If it's the latter you're after then the one Sam posted won't be of any use to you and you'll need to run a dedicated circuit.
 

Bangalore

Active Member
Your right. I took the liberty of assuming that it was for protection,. My apologies if that is not what your looking for. I've done quite a few clean supplies and with the execption of one all have been to protect the expensive equipment attached.

I agree that if it's supply quality a dedicated clean supply would be the better option.
 

noiseboy72

Distinguished Member
I noticed a comment about armoured cable. DON'T USE IT for HiFi!

Reason: The armoured external sheaf generates massive eddy currents putting nasty hums on otherwise stable bits of kit.

The shortest run of the best quality 2.5mm cable you can find will yield the best results.
 

Bangalore

Active Member
Your reason is wrong. If you use a 3 core and only connect 1 end of the armour to earth it reduces interference as it acts as a screened cable.
 

noiseboy72

Distinguished Member
Your reason is wrong. If you use a 3 core and only connect 1 end of the armour to earth it reduces interference as it acts as a screened cable.
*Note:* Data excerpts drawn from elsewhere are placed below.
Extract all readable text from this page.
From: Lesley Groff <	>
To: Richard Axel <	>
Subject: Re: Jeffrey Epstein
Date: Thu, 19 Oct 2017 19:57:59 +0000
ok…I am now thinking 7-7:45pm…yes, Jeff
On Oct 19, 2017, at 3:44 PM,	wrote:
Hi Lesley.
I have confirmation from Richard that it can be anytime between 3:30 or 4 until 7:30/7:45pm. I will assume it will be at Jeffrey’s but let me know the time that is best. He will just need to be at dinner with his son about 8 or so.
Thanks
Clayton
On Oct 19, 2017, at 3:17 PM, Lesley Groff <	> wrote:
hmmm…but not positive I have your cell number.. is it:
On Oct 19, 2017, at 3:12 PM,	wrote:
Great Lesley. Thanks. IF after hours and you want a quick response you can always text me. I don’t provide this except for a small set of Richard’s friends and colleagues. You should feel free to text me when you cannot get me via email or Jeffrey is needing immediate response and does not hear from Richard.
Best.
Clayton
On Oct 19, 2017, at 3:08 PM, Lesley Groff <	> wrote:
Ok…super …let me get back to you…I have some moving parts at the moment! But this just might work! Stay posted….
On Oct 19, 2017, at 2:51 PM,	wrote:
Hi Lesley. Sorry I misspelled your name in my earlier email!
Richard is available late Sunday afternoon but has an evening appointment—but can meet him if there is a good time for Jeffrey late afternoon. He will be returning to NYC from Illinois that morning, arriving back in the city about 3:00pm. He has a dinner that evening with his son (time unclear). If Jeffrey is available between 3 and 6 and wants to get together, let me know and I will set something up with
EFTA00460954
Nope, its a steel cable with an inductive load running through it. It becomes an electromagnet irrespective of earthing one end or both. (And lots of armoured cable is only 2 core as well) Any electrical noise effectively becomes amplified.

15 years of sound engineering in a variety of locations has taught me the hard way that armoured cable is a bad thing for audio. Give me HO8 rubber mining cable every time!
 

Bangalore

Active Member
Without getting all theoritical. That's nonsense. By your theory it would be impossible to have hifi in hour house without it sounding rubbish unless you running on a filtered supply or connected direct to a generator. At some point every mains cables runs throug an swa.

There are no eddy currents regardless whether you have a capacitive or inductive loads. You have a live and neutral in the same metallic containment thus they canceled out by them selves.

As the for the swa screen. By using a 3 core and giving a copper earth you can use the armour to act as screen. In the same way all sensitive cables are screened. Your intercepting the noise before it reaches the current carrying conductors and only giving it one path, straight to earth. It will always be 0v plain and simple.

My apologise for sounding rude but that's how it is. (op-my apologise, it's got a little off topic)
 

silver12

Active Member
To add something important, there is no limit to the number of sockets possible on a ring or radial circuit; the only limit is based on floor area alone.